If that sounds like too much to handle for now, try to automate the process of social media marketing as much as possible. Here are a few tools that can help you accomplish that:

  • Buffer makes it possible to schedule and automate the process of updating your social media accounts, creating an overall “dashboard” that’s easier to manage.
  • The Quik App helps you handle video edits in a hurry, which makes it possible to engage users with far more visual content than you were able to launch in the past.
  • If you want to share relevant links and stories with your social media base as part of your online strategy, use a service like Feedly to find those stories first. It will also filter out the stories in which you have no interest.
  • Sprout Social. The robust social media marketing tools at Sprout Social include everything from planning content and publishing your posts at select dates, to reporting on your progress and analyzing the success of each SMM campaign.

One download or two can change the way you and your team approach SMM. But the key to remember here is that if your social media following shows promise, it’s worth investing time and energy in.

Building a Better Social Media Marketing Strategy

Once you’ve identified the problems in your way, it’s time to build a better way of doing things. Here are a few key ways you can build a better social media marketing strategy using what you’ve learned above:

  • Take the time to brainstorm. Brainstorming might not feel like it’s work, but if you want your social media efforts to be creative, fun, and engaging, it’s fundamental. You don’t want to have the same social media strategy as every other brand out there. Don’t be afraid to do the things that would delight your team as well as your customers—provided you stick within the terms of service of each platform, that is.
  • Don’t forget your hashtags. This is especially relevant for any small company that has to build up its social media presence from the ground up: hashtags can increase the visibility of nearly any post. But don’t go into this blind. Research the best hashtags first—and make sure that they’re relevant to your post, or else you’ll likely find that you get ignored. And don’t hashtag. Stuff: according to SocialNomics.net, the best posts on Twitter tend to use no more than two hashtags.
  • Know your demographics. Not every social media platform is made the same—especially when it comes to the demographics of its audience. For example, women are more likely to use Instagram than men, according to Pew Internet. Plan accordingly.
  • Nurture leads over time. You might not collect 2% sales from your social media views at first. You might get a sale or two. But remember to collect data and leads by integrating CRM with your social media marketing. This is a marathon, not a sprint.
  • Tailor the strategy to the medium. For example, most people know that YouTube is numero uno when it comes to posting videos online. But you’d be surprised at the reaction you can get from Facebook videos as well. Statistics show that most U.S. Internet users use Facebook to watch videos online. This is especially relevant if your SMM efforts contain multiple types of media, from blog posts to coupons to Internet videos.

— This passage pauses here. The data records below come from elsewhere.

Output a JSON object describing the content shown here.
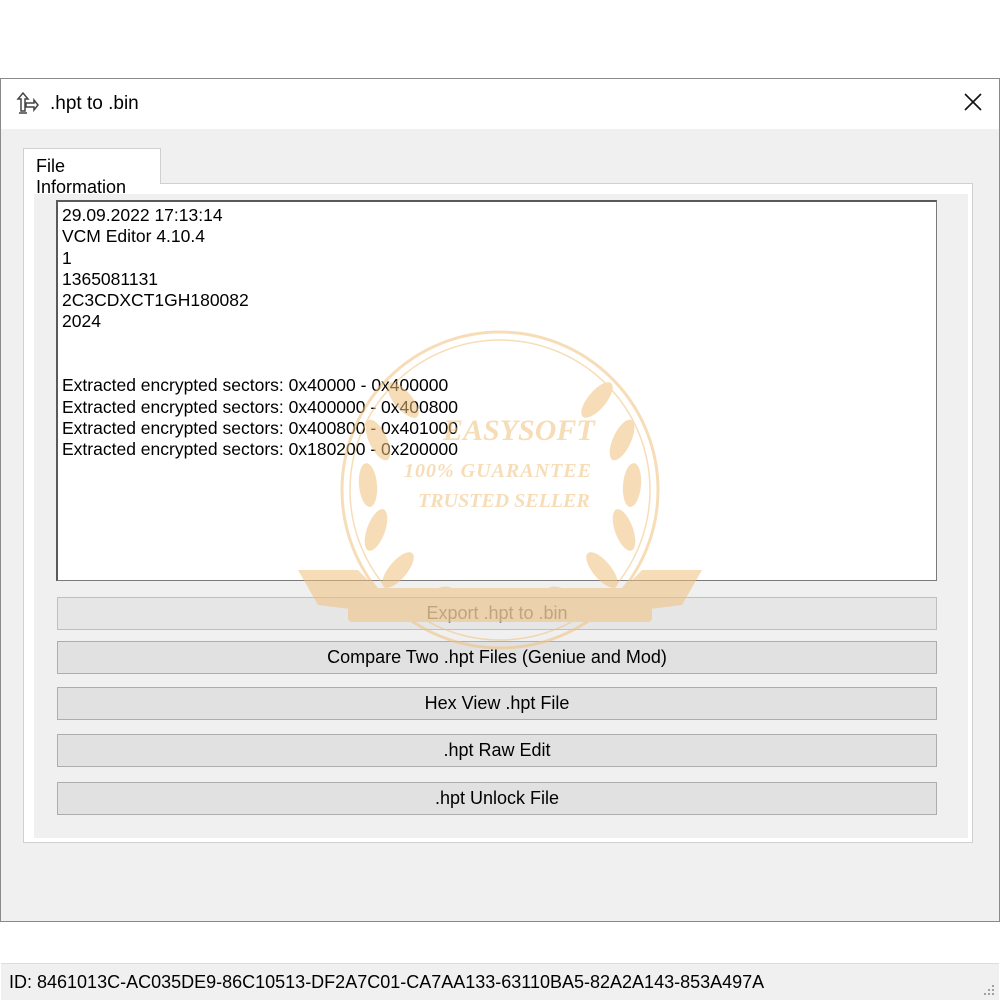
{
  "window": {
    "title": ".hpt to .bin",
    "icon": "convert-arrows-icon",
    "close_icon": "close-icon"
  },
  "tabs": [
    {
      "label": "File Information",
      "active": true
    }
  ],
  "info_box": {
    "lines": [
      "29.09.2022 17:13:14",
      "VCM Editor 4.10.4",
      "1",
      "1365081131",
      "2C3CDXCT1GH180082",
      "2024",
      "",
      "",
      "Extracted encrypted sectors: 0x40000 - 0x400000",
      "Extracted encrypted sectors: 0x400000 - 0x400800",
      "Extracted encrypted sectors: 0x400800 - 0x401000",
      "Extracted encrypted sectors: 0x180200 - 0x200000"
    ]
  },
  "buttons": {
    "export": {
      "label": "Export .hpt to .bin",
      "enabled": false
    },
    "compare": {
      "label": "Compare Two .hpt Files (Geniue and Mod)",
      "enabled": true
    },
    "hex_view": {
      "label": "Hex View .hpt File",
      "enabled": true
    },
    "raw_edit": {
      "label": ".hpt Raw Edit",
      "enabled": true
    },
    "unlock": {
      "label": ".hpt Unlock File",
      "enabled": true
    }
  },
  "status_bar": {
    "id_text": "ID:  8461013C-AC035DE9-86C10513-DF2A7C01-CA7AA133-63110BA5-82A2A143-853A497A"
  },
  "watermark": {
    "brand": "EASYSOFT",
    "line1": "100% GUARANTEE",
    "line2": "TRUSTED SELLER",
    "color": "#f1c27d"
  }
}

Why Bother with Social Media Marketing?

If you have a great business, word of mouth marketing will take over and customers will find you. Right?

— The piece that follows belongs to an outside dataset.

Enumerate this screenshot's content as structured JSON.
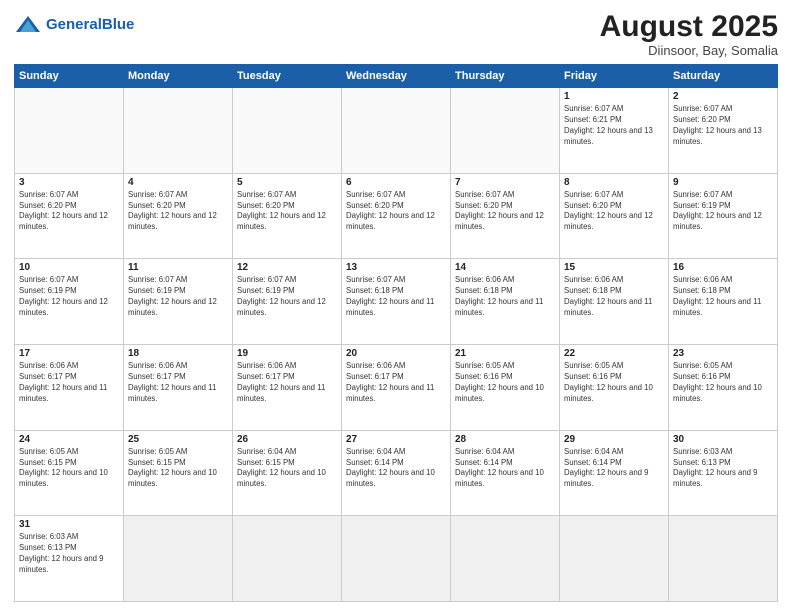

You’d be surprised. Although the occasional company might build itself on rock-solid organic growth, the trend of most start-ups is to use social media marketing to boost their visibility. According to Buffer, it’s number one on the top ten marketing tactics for new companies.

You can’t guarantee that every ad and every social media post will have the engagement you want. But if you put a plan in place and you have the right tools at your disposal, you’ll likely find that it’s possible to grow your social media presence with consistency, especially as word of mouth spreads.

Social media marketing represents one of the best opportunities any company has to invest in marketing and see exciting returns. But today’s social media platforms are like any other advertising strategy: they require know-how and diligence if you’re going to make them work consistently.